Phillips was the only dissenting vote, as all other present board members accepted the preliminary design.

School board members expect to vote for or against a final design in January.

Phillips and school board member Roya Scott expressed the most frustration for the idea that the new design includes utilization of parts of the old high school, along with construction of a new school. Scott said it was the school district’s construction partners who said months ago that keeping parts of the old building was a “terrible idea.”

What’s coming

Construction leaders and school board members stressed this week that Nederland is receiving a first class high school that meets or exceeds all promises made to voters during the last bond election.

Construction is expected to begin next year with the new campus opening in the fall of 2023.

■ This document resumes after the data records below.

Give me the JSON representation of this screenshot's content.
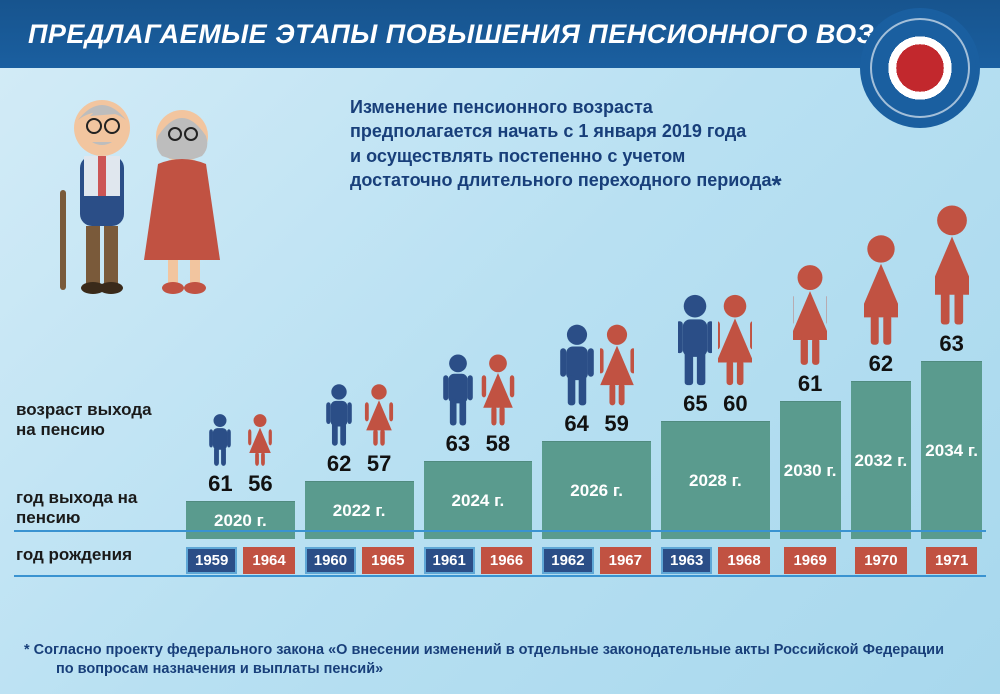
{
  "title": "ПРЕДЛАГАЕМЫЕ ЭТАПЫ ПОВЫШЕНИЯ ПЕНСИОННОГО ВОЗРАСТА",
  "subtitle_lines": [
    "Изменение пенсионного возраста",
    "предполагается начать с 1 января 2019 года",
    "и осуществлять постепенно с учетом",
    "достаточно длительного переходного периода"
  ],
  "labels": {
    "age": "возраст выхода на пенсию",
    "year": "год выхода на пенсию",
    "birth": "год рождения"
  },
  "footnote_l1": "* Согласно проекту федерального закона «О внесении изменений в отдельные законодательные акты Российской Федерации",
  "footnote_l2": "по вопросам назначения и выплаты пенсий»",
  "style": {
    "male_color": "#2b4e87",
    "female_color": "#c15242",
    "bar_color": "#5a9b8e",
    "male_box_bg": "#2b4e87",
    "male_box_border": "#5fa7d6",
    "female_box_bg": "#c15242",
    "female_box_border": "#c15242",
    "divider_color": "#3a93d1",
    "header_color": "#17548e",
    "text_color_dark": "#111",
    "subtitle_color": "#183f7a",
    "icon_base_h": 54,
    "icon_step_h": 10,
    "bar_base_h": 38,
    "bar_step_h": 20
  },
  "columns": [
    {
      "year": "2020 г.",
      "male_age": "61",
      "female_age": "56",
      "male_birth": "1959",
      "female_birth": "1964"
    },
    {
      "year": "2022 г.",
      "male_age": "62",
      "female_age": "57",
      "male_birth": "1960",
      "female_birth": "1965"
    },
    {
      "year": "2024 г.",
      "male_age": "63",
      "female_age": "58",
      "male_birth": "1961",
      "female_birth": "1966"
    },
    {
      "year": "2026 г.",
      "male_age": "64",
      "female_age": "59",
      "male_birth": "1962",
      "female_birth": "1967"
    },
    {
      "year": "2028 г.",
      "male_age": "65",
      "female_age": "60",
      "male_birth": "1963",
      "female_birth": "1968"
    },
    {
      "year": "2030 г.",
      "female_age": "61",
      "female_birth": "1969"
    },
    {
      "year": "2032 г.",
      "female_age": "62",
      "female_birth": "1970"
    },
    {
      "year": "2034 г.",
      "female_age": "63",
      "female_birth": "1971"
    }
  ]
}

The original idea called for a brand new high school, with the classroom portion of the old school being demolished.

This week, the school board was presented with a proposal that keeps the choir department in the old band hall with a renovation upgrade. The Dog Dome would also be renovated to include new boys and girls locker rooms and, potentially, a new weight room.

A complete demolition of the high school is no longer planned, with much of the space saved for possible down-the-road district needs.

Construction officials are working to finalize a design that moves all other academic departments, including English Language Arts and Career and Technical Education programs, to the new building.

“What was presented (this week) was a first class high school that people are going to be proud of,” School Board President Micah Mosley said. “I do think there is going to be a little bit of confusion for people who were part of the stakeholder process when they see a portion of the high school stays with the gym.”

Lisa Michela of IBI, the design firm hired to oversee design and costs of NISD’s voter-approved $155.6-million bond package, said the new high school is expected to include 72 classrooms, up from 61 outlined in the bond.

The new school scope is slated to cover 277,000 square feet.

At one time there was a projection for a campus spread over 337,000 square feet.

“We didn’t know much about this district,” Michela said when addressing the school board Monday night. “You guys operate a little bit differently than what we are used to. You have a large CTE program. You have a different scheduling system. There are things we didn’t anticipate and didn’t really know until we started to dive into it.”

The increasing costs of building materials on a global scale is also contributing to the need to scale back the district’s most ambitious goals, according to Thomas Neild of construction manager H.B. Neild.